¿Se puede facturar a través de las cooperativas?

Mucho se está hablando en los últimos tiempos de la posibilidad de facturar a través de las cooperativas de trabajo asociado y es que parece que estas empresas o fórmulas para efectuar una factura estarían en los límites de la legalidad.

Pues bien, las cooperativas de trabajo asociado sirven para gestionar las facturas de un grupo de profesionales que efectúen un mismo proyecto o que trabajen en el mismo sector siempre y cuando lo hagan de forma puntual. Las ventajas que ofrecen las cooperativas de trabajo asociado a la hora de facturar son diversas.

Al facturar a través de la cooperativa te conviertes en socio de la misma, es decir, eres un trabajador y no un profesional independiente y obtendrás una nómina por el importe de las facturas. La facturación la gestiona la propia cooperativa y al terminar el trabajo, te abonan tu parte por medio de una nómina en la que te descuentan los costes que tengan la cooperativa y los impuestos. De este modo es desde la propia sociedad cooperativa la que se encarga de gestionar el alta y la baja para los días que estés trabajando con el proyecto.
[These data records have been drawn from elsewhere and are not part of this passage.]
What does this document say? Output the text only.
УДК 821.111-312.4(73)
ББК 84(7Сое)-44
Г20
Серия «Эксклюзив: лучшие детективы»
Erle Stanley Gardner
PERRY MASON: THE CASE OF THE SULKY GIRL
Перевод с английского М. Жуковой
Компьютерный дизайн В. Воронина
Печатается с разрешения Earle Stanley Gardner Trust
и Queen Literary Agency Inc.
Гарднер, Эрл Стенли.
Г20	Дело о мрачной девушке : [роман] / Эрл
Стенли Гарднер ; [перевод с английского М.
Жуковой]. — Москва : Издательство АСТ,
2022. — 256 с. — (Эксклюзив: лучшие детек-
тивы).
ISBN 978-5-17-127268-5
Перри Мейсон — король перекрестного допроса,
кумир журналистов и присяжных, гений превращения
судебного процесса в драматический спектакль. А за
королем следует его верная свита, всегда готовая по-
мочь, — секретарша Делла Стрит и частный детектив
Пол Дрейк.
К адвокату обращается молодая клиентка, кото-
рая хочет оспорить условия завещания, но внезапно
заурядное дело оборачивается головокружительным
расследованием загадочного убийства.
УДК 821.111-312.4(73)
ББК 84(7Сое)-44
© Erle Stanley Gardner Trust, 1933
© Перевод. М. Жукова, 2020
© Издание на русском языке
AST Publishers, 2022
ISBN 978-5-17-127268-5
El pago no se realizará hasta que el cliente haya pagado la factura. A pesar de que factures a través de la cooperativa, como si fueras un autónomo, tienes que gestionar cada factura a través de la cooperativa con cada uno de los clientes que tú puedas tener.

Se trata de una forma de facturar que sale rentable para aquellos asociados a los que no les compensa darse de alta como autónomo de forma habitual porque no facturan mucho. También es muy usada entre aquellas profesiones en las que se realizan actividades temporales y no continuas a lo largo del año como puede ser la de un periodista o un trabajador audiovisual.

Los socios de este tipo de cooperativas tienen unos gastos que se dividirían del siguiente modo. Una cuota de socio, los costes de la Seguridad Social por lo días que estuvo trabajando., un 2% de IRPF, que es lo que está establecido para los ingresos con menos de 11.700 euros al año, gastos de gestión y un porcentaje en concepto de Impuesto de sociedades.

Si sumas todos estos pagos verás que aún así suman mucho menos que las obligaciones fiscales que tiene que solventar alguien que se hubiera dado de alta para ser autónomo y por ello puede ser una buena opción eso sí, sólo si es un trabajo temporal y por un importe que no supere los 15.000 euros anuales. De lo contrario, serías un falso autónomo y podrías enfrentarte a sanciones por parte del Ministerio de Trabajo.

Este método es una fórmula empresarial en expansión que ofrece grandes posibilidades a los emprendedores para abrirse camino profesionalmente pero que no puede sustituir al del autónomo. Así que en el caso de que no cumplas con los requisitos porque excedas la cantidad de facturación anual o tu trabajo sea continuado, no optes por esta vía porque puedes enfrentarte a sanciones.